Meliha ellerini sorun yok dercesine sallarken;

"Ben Efsun'u arıyorum yavrum. Mübeccel Hanım onu konağa istedi" dediğinde Yonca nihayet derin bir nefes almıştı ama olaylara az çok vakıf olduğundan onların orada ne aradıklarını da deli gibi merak etmeye başlamıştı. Demek iki kadın evden gizli saklı oraya gitmek için çıkmıştı. Kaşlarını çatarak başını bilmişlikle sallarken neler olduğunu sormamak için kendini zor tutuyordu. Tam ağzını açtığı sırada Meliha direk söze dalmıştı.

"Efsun nerede kızım evde mi?"

Yonca başını sallarken eliyle bahçeyi işaret etti.

"O şimdi bahçededir abla, akşam ezanından önce de gelmez..."

Meliha olduğu yerde homurdanırken ellerini kalçasının üstüne atmış soluklanmaya çalışıyordu.

"Hele bi bardak su veresin Yonca kızım, boğazım kurudu!" deyince Yonca başını sallayıp içeri koştu. Meliha'ysa kocaman bahçede kızı nasıl arayacağını düşündü durdu.

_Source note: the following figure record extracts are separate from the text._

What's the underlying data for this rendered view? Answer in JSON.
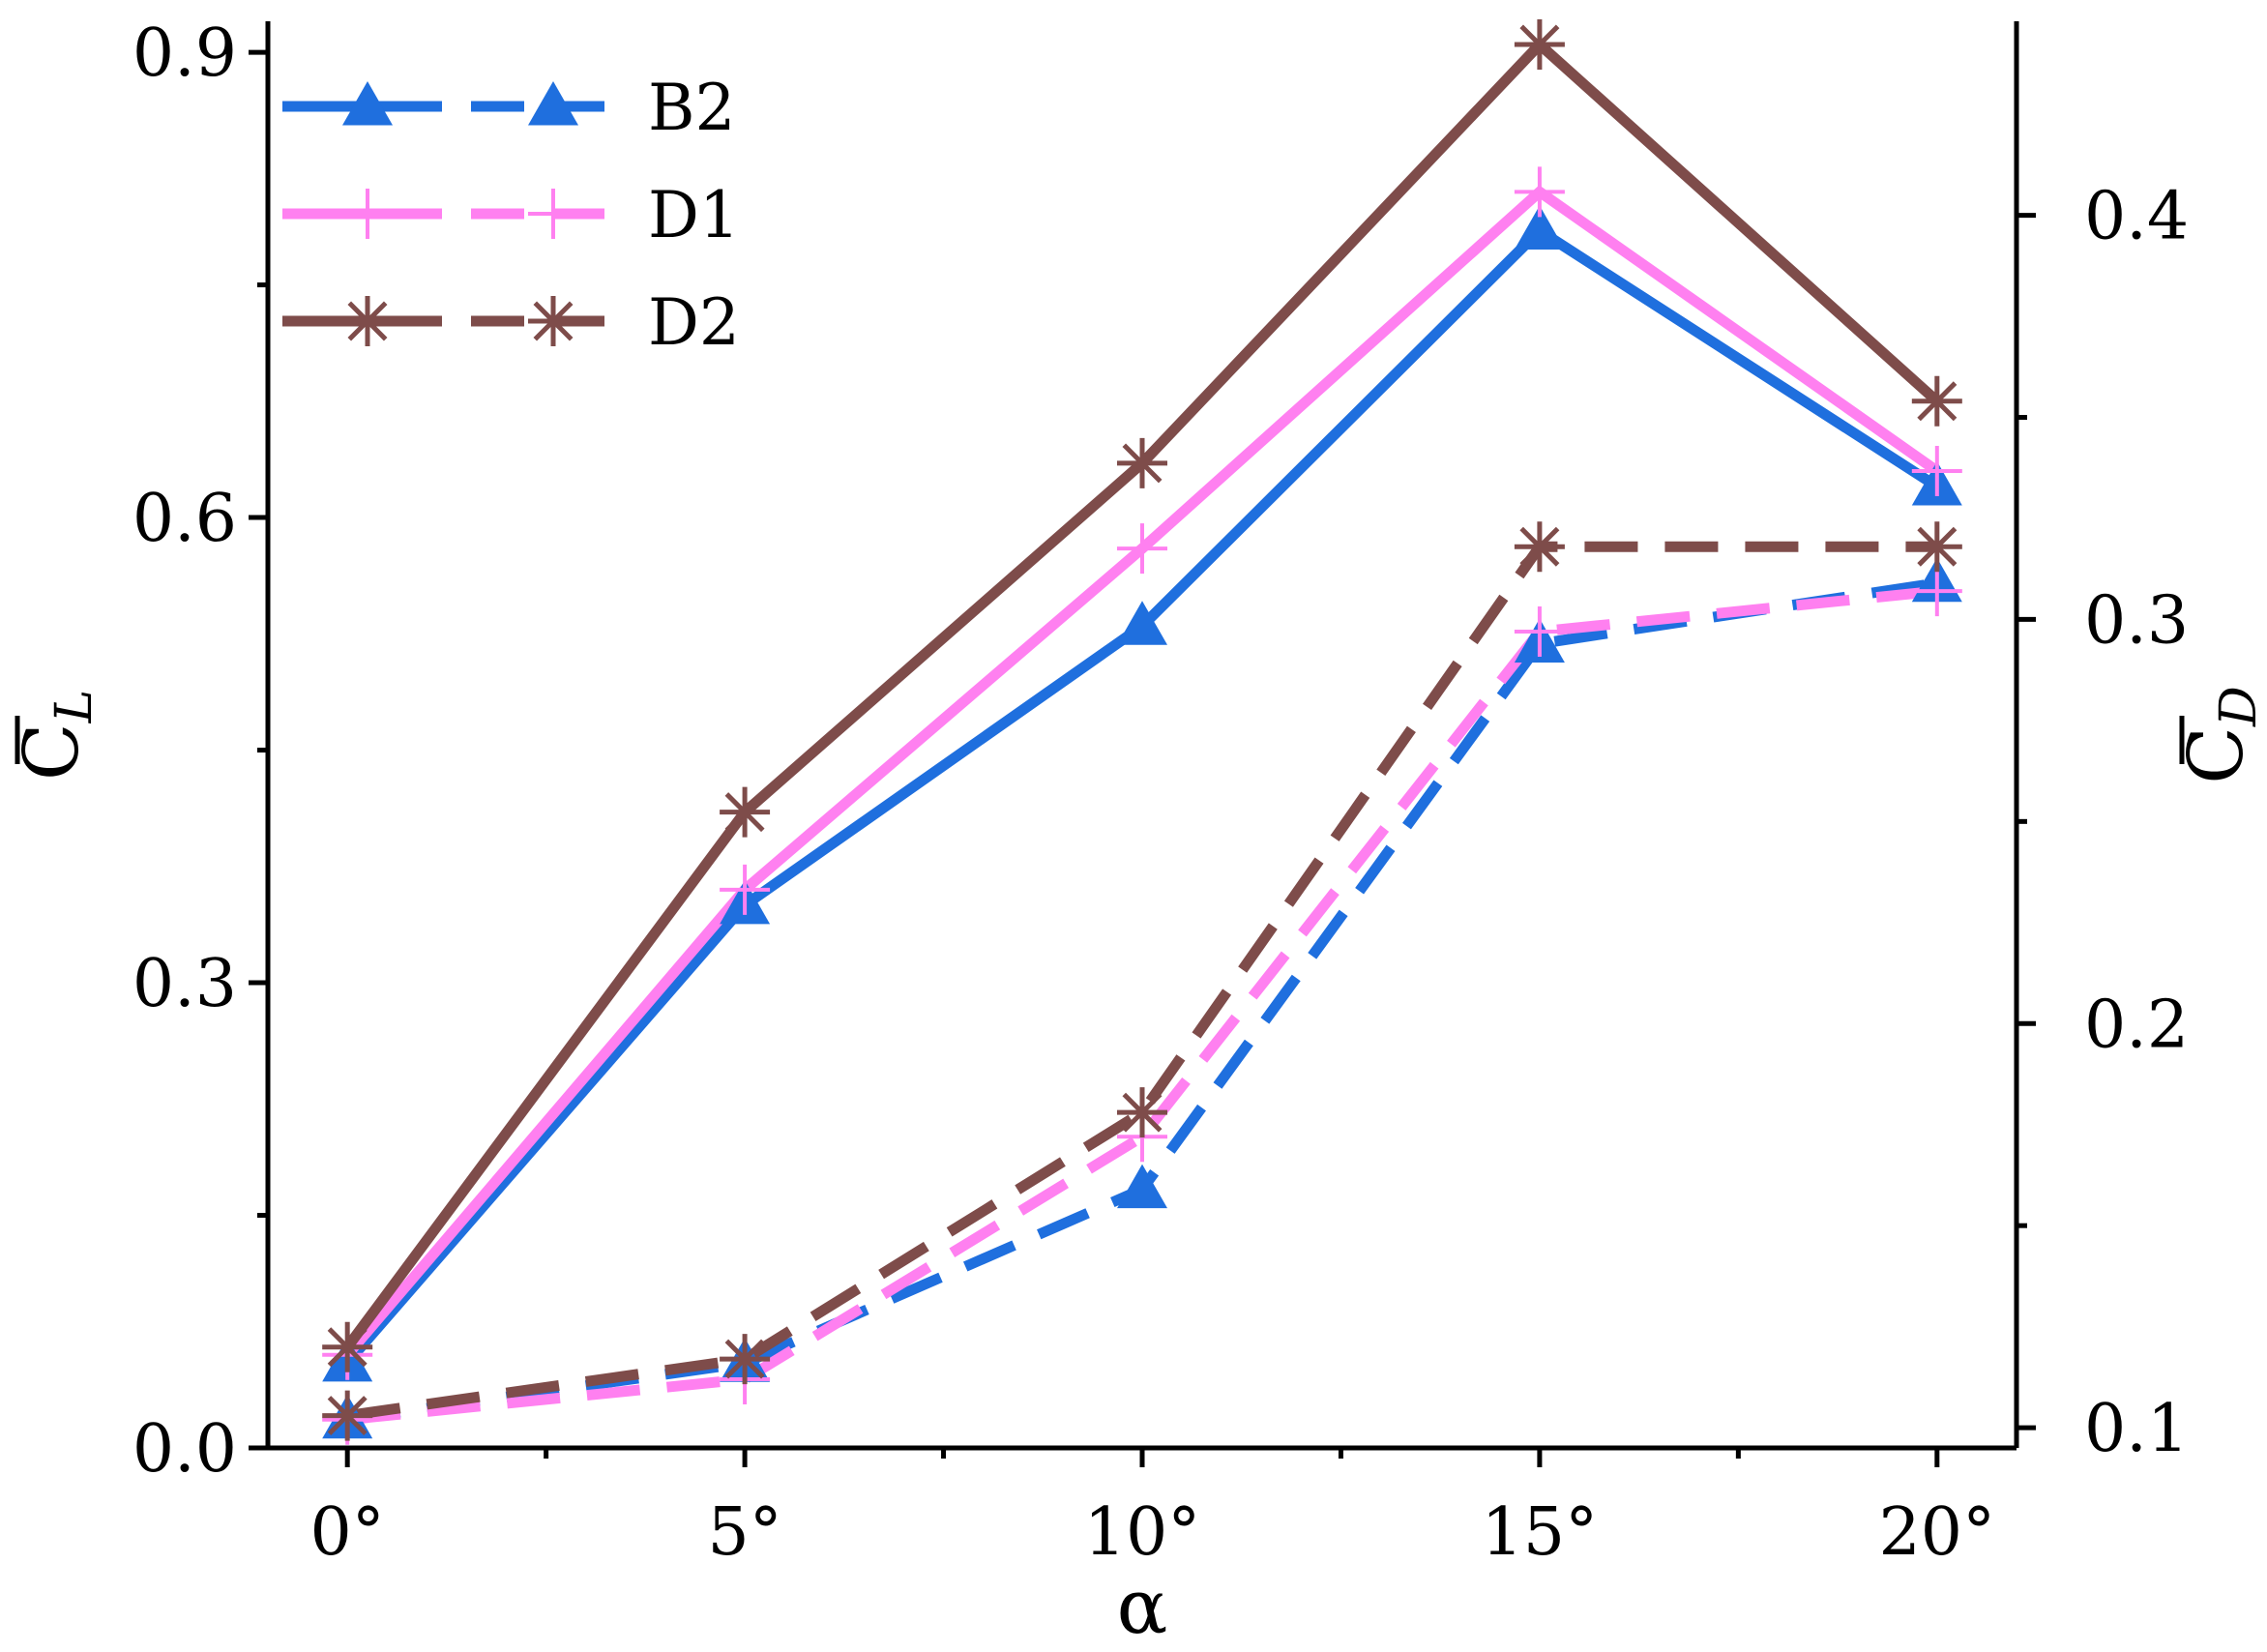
{
  "chart_data": {
    "type": "line",
    "title": "",
    "xlabel": "α",
    "ylabel_left": "C̄_L",
    "ylabel_right": "C̄_D",
    "ylabel_left_parts": {
      "base": "C",
      "sub": "L"
    },
    "ylabel_right_parts": {
      "base": "C",
      "sub": "D"
    },
    "categories": [
      "0°",
      "5°",
      "10°",
      "15°",
      "20°"
    ],
    "x": [
      0,
      5,
      10,
      15,
      20
    ],
    "xlim": [
      -1,
      21
    ],
    "ylim_left": [
      0.0,
      0.92
    ],
    "ylim_right": [
      0.095,
      0.448
    ],
    "y_ticks_left": [
      "0.0",
      "0.3",
      "0.6",
      "0.9"
    ],
    "y_ticks_left_values": [
      0.0,
      0.3,
      0.6,
      0.9
    ],
    "y_ticks_right": [
      "0.1",
      "0.2",
      "0.3",
      "0.4"
    ],
    "y_ticks_right_values": [
      0.1,
      0.2,
      0.3,
      0.4
    ],
    "grid": false,
    "legend_position": "top-left",
    "series": [
      {
        "name": "B2",
        "color": "#1f6fde",
        "marker": "triangle",
        "lift_CL": [
          0.055,
          0.35,
          0.53,
          0.785,
          0.62
        ],
        "drag_CD": [
          0.102,
          0.116,
          0.159,
          0.294,
          0.309
        ]
      },
      {
        "name": "D1",
        "color": "#ff80f0",
        "marker": "plus",
        "lift_CL": [
          0.06,
          0.36,
          0.58,
          0.81,
          0.63
        ],
        "drag_CD": [
          0.102,
          0.112,
          0.172,
          0.297,
          0.307
        ]
      },
      {
        "name": "D2",
        "color": "#7e4c4a",
        "marker": "asterisk",
        "lift_CL": [
          0.065,
          0.41,
          0.635,
          0.905,
          0.675
        ],
        "drag_CD": [
          0.103,
          0.117,
          0.178,
          0.318,
          0.318
        ]
      }
    ]
  }
}
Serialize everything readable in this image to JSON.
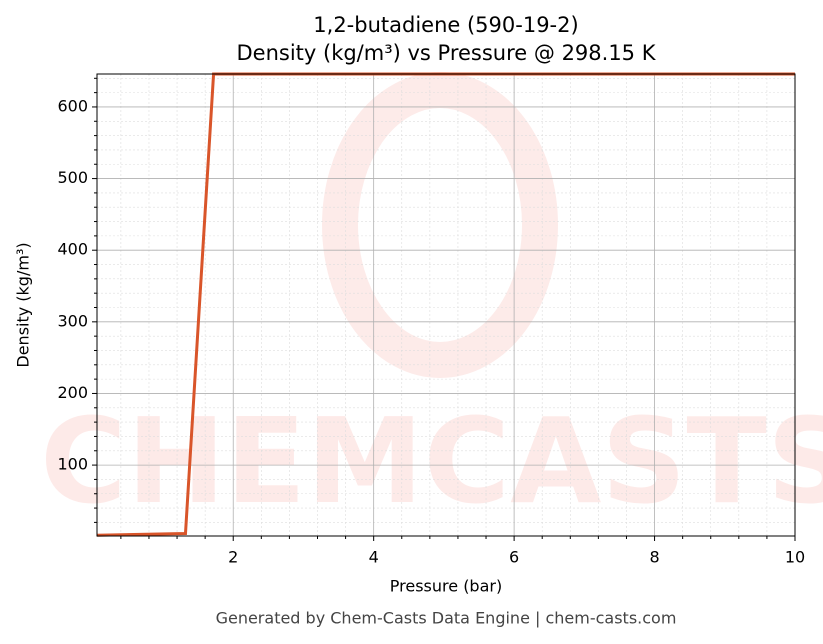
{
  "chart_data": {
    "type": "line",
    "title": "1,2-butadiene (590-19-2)",
    "subtitle": "Density (kg/m³) vs Pressure @ 298.15 K",
    "x_label": "Pressure (bar)",
    "y_label": "Density (kg/m³)",
    "footer": "Generated by Chem-Casts Data Engine | chem-casts.com",
    "x": [
      0.06,
      1.32,
      1.72,
      10
    ],
    "series": [
      {
        "name": "Density",
        "color": "#d9552a",
        "values": [
          2,
          4.5,
          646,
          646
        ]
      }
    ],
    "xlim": [
      0.06,
      10
    ],
    "ylim": [
      1,
      646
    ],
    "xticks": [
      2,
      4,
      6,
      8,
      10
    ],
    "yticks": [
      100,
      200,
      300,
      400,
      500,
      600
    ],
    "xminorticks": [
      0.4,
      0.8,
      1.2,
      1.6,
      2.4,
      2.8,
      3.2,
      3.6,
      4.4,
      4.8,
      5.2,
      5.6,
      6.4,
      6.8,
      7.2,
      7.6,
      8.4,
      8.8,
      9.2,
      9.6
    ],
    "yminorticks": [
      20,
      40,
      60,
      80,
      120,
      140,
      160,
      180,
      220,
      240,
      260,
      280,
      320,
      340,
      360,
      380,
      420,
      440,
      460,
      480,
      520,
      540,
      560,
      580,
      620,
      640
    ],
    "grid": true
  }
}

Acaba bu Efsun dedikleri kız koca bahçenin neresindeydi? Meliha köşedeki sedire doğru ilerlerken homurdanıyordu: "Bir akıllısı bulmaz mı beni ya Rabbim!" diye söylenerek Yonca'nın getirdiği bir bardak suyu başını tutarak içip soluklandı.

"Mübeccel annem neden çağırdı Efsun'u hayırdır abla?" diye sorduğunda Yonca, Meliha ellerini dizlerinin üzerine atmış soluklanıyordu.

"Valla bilemicem güzel kızım. "Ne yap et onu al buraya getir, gerekirse öldüğümü söyle ama mutlaka getir!" dedi!"

Yonca onun dedikleriyle iyice hayrete düşerken neden böyle davrandığını da merak eder olmuştu. Elini kadına uzatan yonca "Hadi madem işin acele beraber bakalım... Zaten beni yanında görmeden seninle gelmez." Dediğinde Meliha "Hanımım da öyle dediydi zati!" deyip pufladı.

Sedirden kalkıp bahçeye inen patika yolda yürümeye başladıklarında Ağustos sıcağı ve nem yüzünden boncuk boncuk terlemiş bunalmışlardı. Ellerini gözlerine siper ederek, ayaklarına sivrik otları batarak en yakınlardan aramaya başlamışlar, genç kızı hiçbir yerde bulamamışlardı.